Availability: the key to data governance at L’Équipe
Data and product team manager Romain Lhote oversees about 15 employees who are in charge of developing data, analyzing user behavior, monitoring the subscriber base and data science projects to develop L'Équipe's digital product. In this in-depth interview, Romain explains everything L’Équipe has done over the last few years to lay the foundations for data governance and the road ahead to optimize the data management and democratization processes.
L'Équipe in a few stats...
- 2.5 million unique visitors per day
- 1.5 billion page views per day
- 80% of page views on mobile
- 300,000 subscribers
- 5 times a day, the average number of times users visit the app
Can you tell us how L’Équipe is organized internally?
Within the digital division, there are four business units: a sales, acquisition and loyalty team; a social media unit; a technical department and the product and data team that I have been managing for the last six months. At the group level, there is another team on data, made up of data engineers, whose mission is to structure the data model, to ensure that the flows work properly and that the data is stored in the right place. The editorial team is the foundation of our brand and is "unique" in both print and digital but divided into soccer and general sports. We work with all these people on a daily basis to develop L'Équipe's data policy. We should also include the management, TV, finance and ASO teams, etc.
How did you first become familiar with the principle of data governance? What was the main issue in the beginning that led you to seek data governance as a solution?

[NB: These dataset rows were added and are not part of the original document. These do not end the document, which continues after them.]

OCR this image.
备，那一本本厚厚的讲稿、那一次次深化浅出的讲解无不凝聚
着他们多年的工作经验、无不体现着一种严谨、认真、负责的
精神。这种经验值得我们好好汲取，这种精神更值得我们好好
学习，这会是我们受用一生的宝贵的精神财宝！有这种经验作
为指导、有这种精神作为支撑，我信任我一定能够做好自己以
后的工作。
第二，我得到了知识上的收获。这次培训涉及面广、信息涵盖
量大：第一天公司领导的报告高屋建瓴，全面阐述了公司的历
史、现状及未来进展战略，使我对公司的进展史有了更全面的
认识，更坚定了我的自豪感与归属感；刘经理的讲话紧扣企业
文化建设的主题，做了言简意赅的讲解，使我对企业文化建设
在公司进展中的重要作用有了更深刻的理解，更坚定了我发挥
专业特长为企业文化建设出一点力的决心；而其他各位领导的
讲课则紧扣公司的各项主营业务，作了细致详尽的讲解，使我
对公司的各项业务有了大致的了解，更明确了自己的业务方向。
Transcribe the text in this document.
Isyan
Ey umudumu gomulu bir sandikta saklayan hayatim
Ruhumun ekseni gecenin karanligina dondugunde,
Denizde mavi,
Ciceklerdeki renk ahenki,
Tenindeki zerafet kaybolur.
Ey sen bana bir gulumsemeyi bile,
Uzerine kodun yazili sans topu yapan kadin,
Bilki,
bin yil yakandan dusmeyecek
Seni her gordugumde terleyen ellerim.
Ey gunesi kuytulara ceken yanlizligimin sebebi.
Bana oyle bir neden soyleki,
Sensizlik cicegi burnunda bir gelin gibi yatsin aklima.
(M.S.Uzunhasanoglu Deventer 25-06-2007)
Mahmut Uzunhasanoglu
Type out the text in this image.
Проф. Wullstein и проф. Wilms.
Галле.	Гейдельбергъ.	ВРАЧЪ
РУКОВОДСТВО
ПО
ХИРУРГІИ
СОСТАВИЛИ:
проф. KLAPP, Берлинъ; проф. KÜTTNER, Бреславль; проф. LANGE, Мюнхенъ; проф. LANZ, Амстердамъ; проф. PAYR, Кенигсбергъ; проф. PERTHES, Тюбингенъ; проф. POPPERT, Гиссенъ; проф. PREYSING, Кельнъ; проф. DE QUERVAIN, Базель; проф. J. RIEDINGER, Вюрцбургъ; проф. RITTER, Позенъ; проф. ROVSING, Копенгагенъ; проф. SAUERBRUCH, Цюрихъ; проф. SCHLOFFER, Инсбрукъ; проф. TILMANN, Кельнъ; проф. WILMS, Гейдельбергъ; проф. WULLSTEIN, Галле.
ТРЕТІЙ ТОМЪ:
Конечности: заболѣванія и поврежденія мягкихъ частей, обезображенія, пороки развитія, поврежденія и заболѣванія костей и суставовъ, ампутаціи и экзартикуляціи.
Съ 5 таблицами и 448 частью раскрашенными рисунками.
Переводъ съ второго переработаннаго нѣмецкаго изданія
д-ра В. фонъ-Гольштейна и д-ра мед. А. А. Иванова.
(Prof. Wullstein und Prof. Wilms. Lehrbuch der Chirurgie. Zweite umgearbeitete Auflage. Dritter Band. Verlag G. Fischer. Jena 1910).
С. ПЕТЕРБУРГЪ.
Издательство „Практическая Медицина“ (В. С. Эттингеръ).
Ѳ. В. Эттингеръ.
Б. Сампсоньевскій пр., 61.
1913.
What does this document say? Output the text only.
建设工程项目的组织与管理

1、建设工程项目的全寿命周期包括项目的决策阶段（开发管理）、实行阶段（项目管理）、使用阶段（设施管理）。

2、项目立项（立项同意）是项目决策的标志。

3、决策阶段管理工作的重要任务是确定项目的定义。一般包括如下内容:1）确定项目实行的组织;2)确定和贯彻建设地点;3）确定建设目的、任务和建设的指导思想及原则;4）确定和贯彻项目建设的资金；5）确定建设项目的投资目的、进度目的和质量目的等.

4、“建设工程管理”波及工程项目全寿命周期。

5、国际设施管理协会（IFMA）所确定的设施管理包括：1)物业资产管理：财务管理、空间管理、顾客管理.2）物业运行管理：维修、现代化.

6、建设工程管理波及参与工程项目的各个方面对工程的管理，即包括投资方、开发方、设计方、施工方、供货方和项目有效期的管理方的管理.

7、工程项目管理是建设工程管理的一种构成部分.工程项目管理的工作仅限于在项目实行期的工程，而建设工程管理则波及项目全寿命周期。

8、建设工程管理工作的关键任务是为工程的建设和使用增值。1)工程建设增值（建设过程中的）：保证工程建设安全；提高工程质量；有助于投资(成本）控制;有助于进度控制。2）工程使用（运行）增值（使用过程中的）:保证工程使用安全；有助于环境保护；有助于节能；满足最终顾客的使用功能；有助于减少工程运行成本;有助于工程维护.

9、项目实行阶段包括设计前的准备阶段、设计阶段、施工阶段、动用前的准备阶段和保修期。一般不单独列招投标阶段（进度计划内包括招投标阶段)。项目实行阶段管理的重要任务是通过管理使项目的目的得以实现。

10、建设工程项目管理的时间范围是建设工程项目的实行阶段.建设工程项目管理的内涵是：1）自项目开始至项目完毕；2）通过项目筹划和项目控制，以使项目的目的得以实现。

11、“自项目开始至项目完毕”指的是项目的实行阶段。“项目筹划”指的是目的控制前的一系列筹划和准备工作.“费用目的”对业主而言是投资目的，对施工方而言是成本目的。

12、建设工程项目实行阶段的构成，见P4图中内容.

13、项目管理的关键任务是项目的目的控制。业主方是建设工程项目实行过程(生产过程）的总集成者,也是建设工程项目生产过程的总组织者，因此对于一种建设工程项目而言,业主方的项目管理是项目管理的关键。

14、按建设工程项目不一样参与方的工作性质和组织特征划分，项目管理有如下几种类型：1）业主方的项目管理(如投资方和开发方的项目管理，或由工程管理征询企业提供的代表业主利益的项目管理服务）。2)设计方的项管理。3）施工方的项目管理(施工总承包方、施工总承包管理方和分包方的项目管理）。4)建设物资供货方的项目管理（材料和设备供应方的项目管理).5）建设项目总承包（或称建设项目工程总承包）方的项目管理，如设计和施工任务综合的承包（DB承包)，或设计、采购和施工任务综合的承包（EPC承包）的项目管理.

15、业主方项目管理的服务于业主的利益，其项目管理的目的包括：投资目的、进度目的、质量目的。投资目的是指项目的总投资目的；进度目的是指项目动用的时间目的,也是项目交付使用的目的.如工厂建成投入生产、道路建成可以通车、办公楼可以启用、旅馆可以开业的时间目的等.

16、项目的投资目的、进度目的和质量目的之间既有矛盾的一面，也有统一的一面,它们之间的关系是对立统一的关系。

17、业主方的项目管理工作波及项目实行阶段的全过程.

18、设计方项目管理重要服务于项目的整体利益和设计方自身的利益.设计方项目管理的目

When I joined L’Équipe, I was not particularly well-versed in data governance because I was essentially doing web analysis and I was fairly distant from all the data science issues. So I learned everything late in the game. In 2017, when I took over the data team, I wanted to put web analytics at the center of our data ecosystem because in a media publication like L’Équipe, the browsing paths and consumption trends of our users are, in my opinion, our most valuable assets.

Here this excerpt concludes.